We are one of the few complete braking system suppliers in the world. As far as discs are concerned, we have mainly local competitors. Nobody operates worldwide as we do. In calipers, we face all global players. They are a very important resource for us because they do not let us rest on our laurels while they are at our customers’ doors. Some of these competitors, such as Continental and TRW, do not only offer brakes. Sometimes they target our customers as a marketing prize, and they are ready to offer brakes at very low prices to gain access to other kinds of business. We then have to show the customer we really offer something different.
Brembo is a hyperspecialized company often fighting, as you said, against multidivisional giants. Do you feel at a disadvantage?
Of course, their diversified offer is an advantage. But as the smaller company, we are quicker and more focused.
Does Brembo need to grow?
We have to grow. Globally, we are small. We would have to double our sales to 5 billion euros per year.
Family-owned companies such as Brembo are known to think longer term. How far into the future does Brembo look?

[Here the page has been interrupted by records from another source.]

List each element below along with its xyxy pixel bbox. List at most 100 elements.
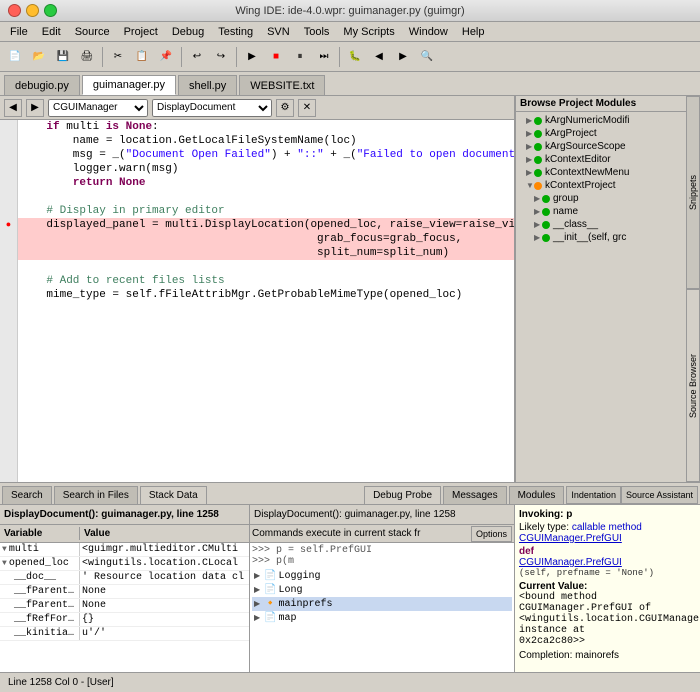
completion-label: Completion: mainorefs — [519, 650, 696, 661]
new-button[interactable]: 📄 — [4, 46, 26, 68]
options-button[interactable]: Options — [471, 526, 512, 542]
indentation-tab[interactable]: Indentation — [566, 486, 621, 504]
menu-testing[interactable]: Testing — [212, 25, 259, 39]
nav-next-button[interactable]: ▶ — [26, 99, 44, 117]
editor-area: ◀ ▶ CGUIManager DisplayDocument ⚙ ✕ — [0, 96, 515, 482]
module-item-8[interactable]: ▶ __class__ — [518, 218, 684, 231]
debug-tree-logging[interactable]: ▶ 📄 Logging — [252, 569, 512, 583]
var-value-1: <wingutils.location.CLocal — [80, 557, 249, 570]
tree-arrow-long: ▶ — [254, 585, 264, 595]
gutter-line-2 — [0, 134, 17, 148]
menu-debug[interactable]: Debug — [166, 25, 210, 39]
var-row-0[interactable]: ▼multi <guimgr.multieditor.CMulti — [0, 543, 249, 557]
var-row-1[interactable]: ▼opened_loc <wingutils.location.CLocal — [0, 557, 249, 571]
editor-settings-btn[interactable]: ⚙ — [276, 99, 294, 117]
module-item-2[interactable]: ▶ kArgSourceScope — [518, 140, 684, 153]
info-content: Invoking: p Likely type: callable method… — [515, 505, 700, 672]
def-name[interactable]: CGUIManager.PrefGUI — [519, 557, 622, 568]
module-item-3[interactable]: ▶ kContextEditor — [518, 153, 684, 166]
gutter-line-12 — [0, 274, 17, 288]
module-item-7[interactable]: ▶ name — [518, 205, 684, 218]
menu-help[interactable]: Help — [456, 25, 491, 39]
module-item-9[interactable]: ▶ __init__(self, grc — [518, 231, 684, 244]
maximize-button[interactable] — [44, 4, 57, 17]
debug-tree: ▶ 📄 Logging ▶ 📄 Long ▶ 🔸 mainprefs — [252, 569, 512, 625]
source-browser-tab[interactable]: Source Browser — [686, 289, 700, 482]
module-item-1[interactable]: ▶ kArgProject — [518, 127, 684, 140]
class-selector[interactable]: CGUIManager — [48, 99, 148, 117]
debug-content[interactable]: >>> p = self.PrefGUI >>> p(m ▶ 📄 Logging… — [250, 543, 514, 672]
search-tab[interactable]: Search — [2, 486, 52, 504]
search-in-files-tab[interactable]: Search in Files — [54, 486, 138, 504]
tab-guimanager[interactable]: guimanager.py — [82, 75, 176, 95]
module-dot-8 — [542, 221, 550, 229]
method-selector[interactable]: DisplayDocument — [152, 99, 272, 117]
nav-fwd-button[interactable]: ▶ — [392, 46, 414, 68]
search-btn[interactable]: 🔍 — [416, 46, 438, 68]
var-col-headers: Variable Value — [0, 525, 249, 543]
run-button[interactable]: ▶ — [241, 46, 263, 68]
var-row-6[interactable]: __kinitialAbsP u'/' — [0, 627, 249, 641]
var-row-2[interactable]: __doc__ ' Resource location data cl — [0, 571, 249, 585]
copy-button[interactable]: 📋 — [131, 46, 153, 68]
snippets-tab[interactable]: Snippets — [686, 96, 700, 289]
module-item-6[interactable]: ▶ group — [518, 192, 684, 205]
paste-button[interactable]: 📌 — [155, 46, 177, 68]
redo-button[interactable]: ↪ — [210, 46, 232, 68]
cut-button[interactable]: ✂ — [107, 46, 129, 68]
code-line-4: logger.warn(msg) — [18, 162, 514, 176]
module-dot-7 — [542, 208, 550, 216]
var-name-3: __fParentDir ( — [0, 585, 80, 598]
debug-line-2: >>> p(m — [252, 556, 512, 567]
stop-button[interactable]: ■ — [265, 46, 287, 68]
pause-button[interactable]: ⏸ — [289, 46, 311, 68]
modules-tab[interactable]: Modules — [509, 486, 565, 504]
editor-close-btn[interactable]: ✕ — [298, 99, 316, 117]
var-row-3[interactable]: __fParentDir ( None — [0, 585, 249, 599]
debug-button[interactable]: 🐛 — [344, 46, 366, 68]
var-row-4[interactable]: __fParentDir ( None — [0, 599, 249, 613]
print-button[interactable]: 🖨 — [76, 46, 98, 68]
menu-file[interactable]: File — [4, 25, 34, 39]
module-label-2: kArgSourceScope — [545, 141, 626, 152]
module-item-5[interactable]: ▼ kContextProject — [518, 179, 684, 192]
debug-probe-tab[interactable]: Debug Probe — [364, 486, 441, 504]
save-button[interactable]: 💾 — [52, 46, 74, 68]
stack-data-tab[interactable]: Stack Data — [140, 486, 207, 504]
menu-myscripts[interactable]: My Scripts — [337, 25, 400, 39]
likely-type-label: Likely type: — [519, 522, 569, 533]
undo-button[interactable]: ↩ — [186, 46, 208, 68]
module-item-4[interactable]: ▶ kContextNewMenu — [518, 166, 684, 179]
code-content[interactable]: if multi is None: name = location.GetLoc… — [18, 120, 514, 482]
minimize-button[interactable] — [26, 4, 39, 17]
debug-tree-map[interactable]: ▶ 📄 map — [252, 611, 512, 625]
debug-tree-long[interactable]: ▶ 📄 Long — [252, 583, 512, 597]
menu-tools[interactable]: Tools — [298, 25, 336, 39]
messages-tab[interactable]: Messages — [443, 486, 507, 504]
source-assistant-tab[interactable]: Source Assistant — [621, 486, 698, 504]
nav-prev-button[interactable]: ◀ — [4, 99, 22, 117]
menu-project[interactable]: Project — [118, 25, 164, 39]
menu-svn[interactable]: SVN — [261, 25, 296, 39]
module-item-0[interactable]: ▶ kArgNumericModifi — [518, 114, 684, 127]
tab-website[interactable]: WEBSITE.txt — [239, 75, 325, 95]
window-controls[interactable] — [8, 4, 57, 17]
tab-debugio[interactable]: debugio.py — [4, 75, 80, 95]
menu-edit[interactable]: Edit — [36, 25, 67, 39]
likely-type-link[interactable]: CGUIManager.PrefGUI — [519, 533, 696, 544]
var-row-5[interactable]: __fRefForNam {} — [0, 613, 249, 627]
menu-source[interactable]: Source — [69, 25, 116, 39]
code-line-8: displayed_panel = multi.DisplayLocation(… — [18, 218, 514, 232]
editor-gutter: ● — [0, 120, 18, 482]
debug-tree-mainprefs[interactable]: ▶ 🔸 mainprefs — [252, 597, 512, 611]
gutter-line-8[interactable]: ● — [0, 218, 17, 232]
tab-shell[interactable]: shell.py — [178, 75, 237, 95]
open-button[interactable]: 📂 — [28, 46, 50, 68]
nav-back-button[interactable]: ◀ — [368, 46, 390, 68]
menu-window[interactable]: Window — [403, 25, 454, 39]
code-editor[interactable]: ● if multi is None: name = location.GetL… — [0, 120, 514, 482]
step-button[interactable]: ⏭ — [313, 46, 335, 68]
close-button[interactable] — [8, 4, 21, 17]
module-label-4: kContextNewMenu — [545, 167, 629, 178]
var-value-0: <guimgr.multieditor.CMulti — [80, 543, 249, 556]
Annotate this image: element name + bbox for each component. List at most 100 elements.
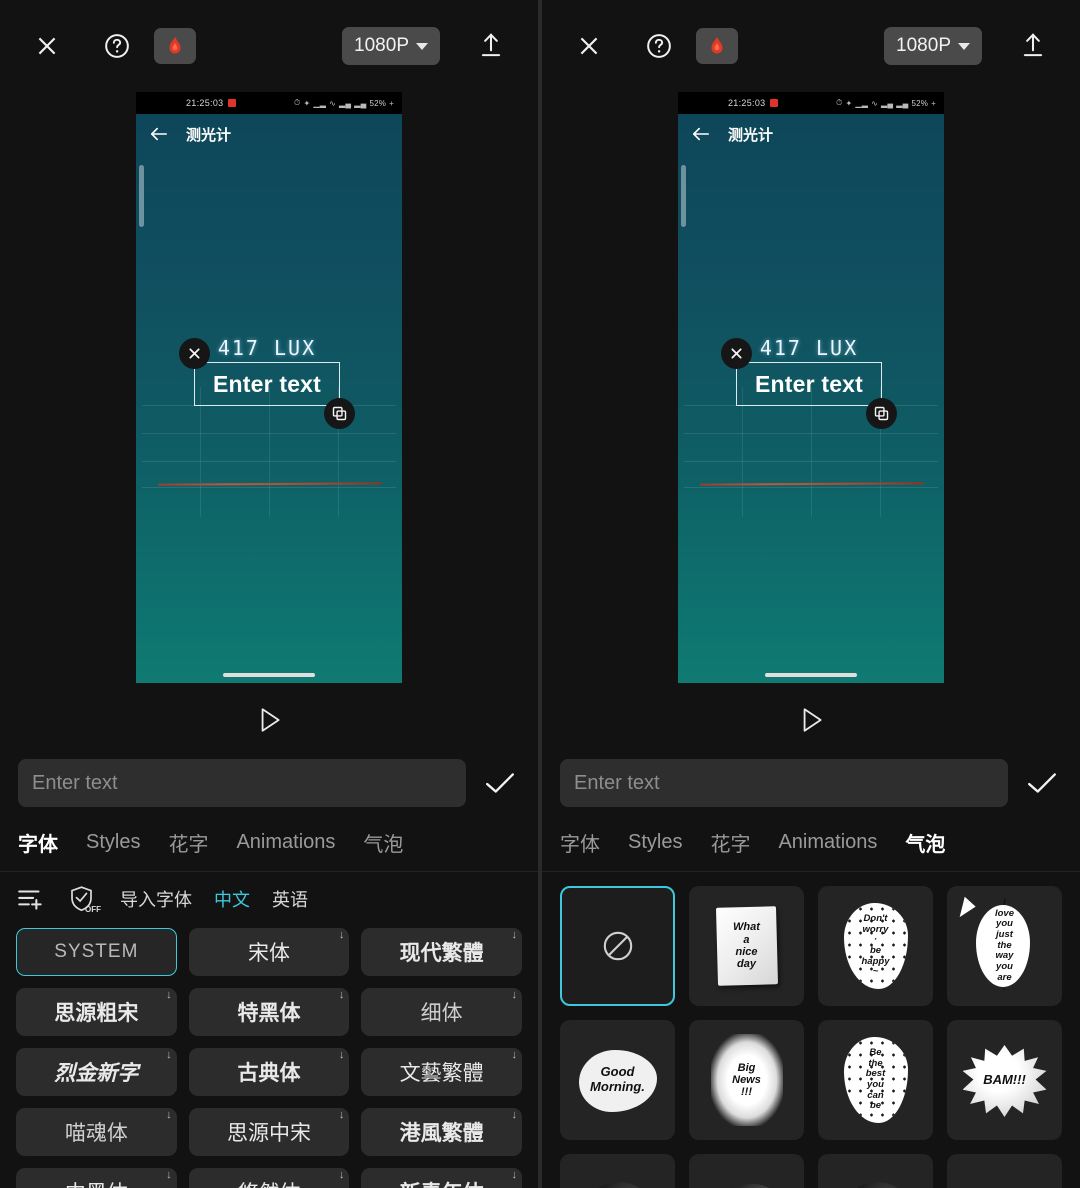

We have a structured three-year plan that projects results up to five years. Beyond five years, we have guidelines. But it’s difficult to get into too much detail, not least because our customers have a hard time forecasting their business over that time frame.
Europe still accounts for more than half of your revenue. Is it too much?
That is because most premium carmakers we supply are in Europe. There is no need to rebalance. If we look at the end markets for the cars we supply, sales are quite evenly split between America, Europe and Asia.
How much does your biggest customer account for?
We have a policy not to let any customer generate more than 10 percent of our revenue. We have a number of customers around that percentage, but nobody at 40 percent. That is key to keeping our independence and to avoid being tied to big car platforms. If you lose one of those big platforms, you risk a big drop in revenue. We are ready to leave something on the table to have fewer long-term worries and to be able to be more aggressive toward customers, if necessary.
Would it make sense for Brembo to diversify its product portfolio?
We bought [seat belt maker) Sabelt 10 years ago, but the [global financial] crisis canceled most of the growth possibilities, so we decided to focus on our core business. [Brembo sold Sabelt in 2015.] We also evaluated the aerospace world, but, given the kind of technological breakthroughs that are possible now, we must stay focused to avoid the risk of missing opportunities in our core business.
One of the biggest disruptors to the industry will be the electrification of the car. How will Brembo handle this difficult transition?
The brake is a key element of the passengers’ comfort. If the car is electrified, it will need an electric brake instead of the current hydraulic one. We will have to understand which cars will be electrified and up to which point the cars will be electrified. Generally speaking, cars will be heavier and need better-performing brakes. Imagine stopping in an emergency in a 3-ton SUV.